Notre réflexion collective durant le confinement l’a montré sans équivoque : nous aspirons à plus d’Europe, une Europe plus intégrée, plus solidaire, plus protectrice et plus citoyenne.
La pandémie a rendu flagrante la faiblesse de notre économie européenne et la vulnérabilité de nos États pour assurer la santé des citoyen·ne·s.
Après des hésitations, l’Europe lance des plans d’aides d’ampleur inégalée, enfonçant au passage des tabous de l’orthodoxie libérale : une forme de mutualisation des dettes voit le jour ; cinq États, dont la France et l’Allemagne, demandent une vraie intégration européenne du secteur de la santé et le Green Deal s’est déjà imposé à l’agenda européen, porté notamment par nos député·e·s européen·ne·s.
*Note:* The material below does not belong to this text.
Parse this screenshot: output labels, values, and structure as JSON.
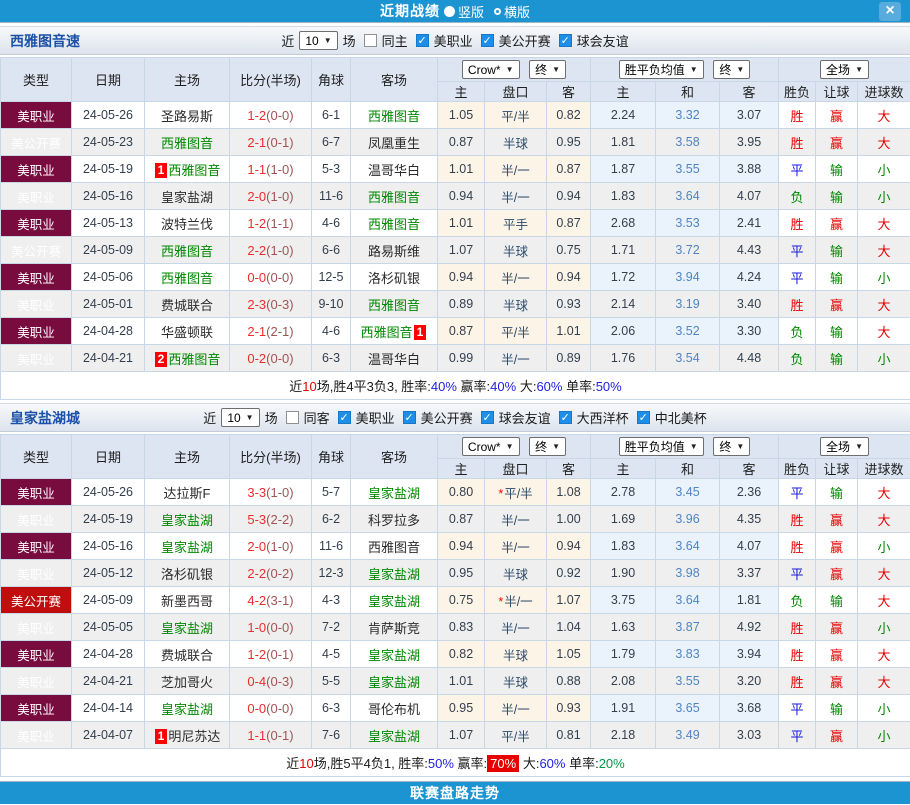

Enfin, cet automne, doit s’ouvrir la Conférence sur l’Avenir de l’Europe, dont l’objectif, dans les deux années qui viennent, est de redéfinir notre démocratie européenne et à laquelle les citoyen·ne·s européen·ne·s seront appelé·e·s à participer. Prévue pour répondre aux vives inquiétudes suscitées par le Brexit et la crise humanitaire qui ont fissuré la cohésion européenne, parions que cette conférence se saisira aussi des nouveaux défis que sont l’urgence climatique et la protection sanitaire et sociale.
À nous, socialistes français·e·s et européen·ne·s d’y prendre toute notre place, et de ne plus laisser l’Europe aux mains du seul marché, ni des europhobes.

Frédéric Engelmann, Section de Nantes Centre-Sud.